Tread lightly where the clam lies

ON THE BAY

Digging: The Atlantic's coastal bays are nirvana for the hard-shelled creatures, and for those who hunt them.

August 16, 2002|By Tom Horton | Tom Horton,SUN STAFF

HOG ISLAND, Va. -- A cool, dry, northwest breeze moderates the August sun, and a blue sky with fluffy clouds vaults green-golden, sea-smelling marshes that roll to the horizons.

We're happy as clams out here.

And the clams out here are happy, indeed, according to our little expedition's host, Curtis J. Badger.

Badger, a naturalist and historian of the Virginia Eastern Shore's Atlantic seaside, has written a delightful little book called Clams -- How to Find, Catch and Cook Them (Stackpole Books, $7.95).

At 68 pages, it's a small classic of nature writing, which is to say it not only tells all that most of us need to know about clams, it also puts them in proper context.

The context is Badger's happy foraging grounds, some hundred miles of Atlantic beaches, bays and marshes that remain as close to unspoiled wilderness as you get in the mid-Atlantic region.

Their condition is a tribute to the Nature Conservancy, which has preserved 45,000 acres of island and adjacent mainland -- a tribute also to the ever-shifting nature of this storm-tossed landscape, which has daunted numerous attempts at development over the centuries.

If the Chesapeake was mecca for the oyster, the Atlantic coastal bays are nirvana for mercenaria mercenaria, the hard-shelled clam, or quahog.

Here is the right combination of tidal currents, food-rich marshes, clean salty water and bottom sediments firm enough to support the clams so they can stick their siphons up to feed, but soft enough to let them burrow deep (up to a foot) when predators such as blue crabs or rays threaten.

We're the predators today on the tidal flat Badger has chosen along the backside of Hog Island. The couple of hours around low tide, when the flat is uncovered by sea water, are our window for finding clams.

Armed with two-tined clam picks, shaped somewhat like a garden cultivator, we'll be "signing" today, our host announces. This means looking for tiny holes in the surface of the tide flat made by the clams' sticking their twin siphons up to suck in food and expel waste.

The problem is, lots and lots of things make tiny holes in a tidal flat -- bird beaks and talons, burrowing crabs, tube worms, periwinkle snails. There must be a million holes per acre, and my first dozen excavations with the clam pick prove most of them are not clam sign.

With a little tutelage from Badger -- real clam sign looks more like a wedge-shaped slit or an old-fashioned keyhole -- I'm in business.

Rake a few inches deep, and bingo -- a grate of steel on shell, and up they come -- sometimes a big, old chowder clam, 4 inches across and maybe 30 years old; other times the smaller littlenecks and cherrystones, perfect size for steaming.

Signing is only one way to clam, says Bill Sterling, a local newsman and Virginia Shore native who is with us.
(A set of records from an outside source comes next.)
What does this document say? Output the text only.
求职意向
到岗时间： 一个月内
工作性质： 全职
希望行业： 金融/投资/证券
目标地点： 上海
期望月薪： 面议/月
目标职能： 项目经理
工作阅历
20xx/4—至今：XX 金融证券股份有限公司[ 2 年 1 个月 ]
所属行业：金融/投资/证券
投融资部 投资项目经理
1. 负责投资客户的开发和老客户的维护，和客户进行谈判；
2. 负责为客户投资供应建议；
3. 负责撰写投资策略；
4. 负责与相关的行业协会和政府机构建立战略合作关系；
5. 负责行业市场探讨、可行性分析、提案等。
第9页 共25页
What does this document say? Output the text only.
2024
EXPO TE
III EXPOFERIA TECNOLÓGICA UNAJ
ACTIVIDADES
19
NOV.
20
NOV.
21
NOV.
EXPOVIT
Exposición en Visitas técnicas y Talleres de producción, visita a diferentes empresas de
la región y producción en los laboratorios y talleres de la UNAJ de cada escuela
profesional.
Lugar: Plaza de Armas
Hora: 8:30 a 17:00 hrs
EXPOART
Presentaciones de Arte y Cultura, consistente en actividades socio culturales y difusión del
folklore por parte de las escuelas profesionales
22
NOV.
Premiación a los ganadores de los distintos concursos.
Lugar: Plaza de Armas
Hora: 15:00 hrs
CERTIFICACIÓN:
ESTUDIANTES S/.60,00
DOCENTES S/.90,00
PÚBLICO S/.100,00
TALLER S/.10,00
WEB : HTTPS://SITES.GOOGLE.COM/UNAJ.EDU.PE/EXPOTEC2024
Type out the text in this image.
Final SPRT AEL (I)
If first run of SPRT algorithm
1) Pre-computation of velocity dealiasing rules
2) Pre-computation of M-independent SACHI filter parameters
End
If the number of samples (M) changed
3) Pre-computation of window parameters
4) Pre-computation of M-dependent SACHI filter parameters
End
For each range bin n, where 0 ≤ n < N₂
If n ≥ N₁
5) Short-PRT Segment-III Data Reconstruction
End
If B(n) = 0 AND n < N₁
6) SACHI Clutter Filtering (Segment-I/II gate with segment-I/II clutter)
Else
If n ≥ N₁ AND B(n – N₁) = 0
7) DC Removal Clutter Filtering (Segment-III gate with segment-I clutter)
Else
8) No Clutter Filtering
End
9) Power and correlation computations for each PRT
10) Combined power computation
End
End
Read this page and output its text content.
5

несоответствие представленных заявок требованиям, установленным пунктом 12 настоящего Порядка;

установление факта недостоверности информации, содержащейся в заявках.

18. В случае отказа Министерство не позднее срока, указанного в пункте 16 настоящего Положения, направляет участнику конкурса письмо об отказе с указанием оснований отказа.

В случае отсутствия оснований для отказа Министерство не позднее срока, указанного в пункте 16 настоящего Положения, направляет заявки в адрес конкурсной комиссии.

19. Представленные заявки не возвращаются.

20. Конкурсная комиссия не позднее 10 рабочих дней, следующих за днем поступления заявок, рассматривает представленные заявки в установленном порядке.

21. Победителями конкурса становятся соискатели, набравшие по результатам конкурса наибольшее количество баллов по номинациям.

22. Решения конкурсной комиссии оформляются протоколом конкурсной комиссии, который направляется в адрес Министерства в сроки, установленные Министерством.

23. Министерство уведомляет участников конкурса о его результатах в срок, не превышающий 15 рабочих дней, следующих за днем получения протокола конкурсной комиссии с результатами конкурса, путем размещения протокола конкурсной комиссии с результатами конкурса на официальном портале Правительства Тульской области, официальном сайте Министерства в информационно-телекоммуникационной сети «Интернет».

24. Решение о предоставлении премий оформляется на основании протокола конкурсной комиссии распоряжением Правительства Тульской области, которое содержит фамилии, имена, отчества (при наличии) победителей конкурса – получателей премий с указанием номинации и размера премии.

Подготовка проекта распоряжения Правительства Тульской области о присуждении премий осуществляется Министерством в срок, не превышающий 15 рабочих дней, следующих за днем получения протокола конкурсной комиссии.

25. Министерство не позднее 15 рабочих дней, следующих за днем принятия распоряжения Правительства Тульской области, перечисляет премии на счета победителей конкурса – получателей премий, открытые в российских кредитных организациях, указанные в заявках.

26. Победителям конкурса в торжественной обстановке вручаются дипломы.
Sterling likes to "tread" clams, working in knee-deep water with his bare feet.

An accomplished treader, he says, can use one foot to unbury the clam and work it up the opposite leg to the surface, then grab it and place it in a wire clam basket that is floated behind in the center of an old inner tube. Badger recounts how old-timers here used to make flannel slippers to wear treading.

As our clam baskets fill, I notice Marcus Killmon, who piloted our boat to Hog, has dug more clams than anyone, working in a space of no more than a few square meters.

Even where there is no keyhole sign, Killmon traces infinitesimal splatter marks on the sandy flat, like those left by delicate raindrops. They are made where the clam has expelled water from its siphon. Where the drops terminate, Killmon digs, coming up with two and three clams at a time.

So we dig in the tide flat, and take time out from bending to discern the hidey-holes of clams to ease our backs and look up at the clouds and passing seabirds -- look down, look up, feeling lucky and content to be connected to both heaven and mud.

We've got clamming time left before the tide covers the flat again, but Badger beckons us join him on a leisurely beach walk to the ocean side of Hog, just to see what we can see.

This is also why his book resonates so well. He understands there is a higher purpose to clams:

" ... [W]ild places like these barrier islands, bays and salt marshes make it possible for clams to thrive, and the clams give us an excuse to get out there."

If you never plan to dig a clam, buy this book. It's wonderful reading, and worth getting for the recipes: Cedar Island chowder, Folly Creek clam pie, clams scalloped, sauteed over pasta -- and raw, so fresh that "I can feel his heartbeat on my tongue," as a local enthusiast put it.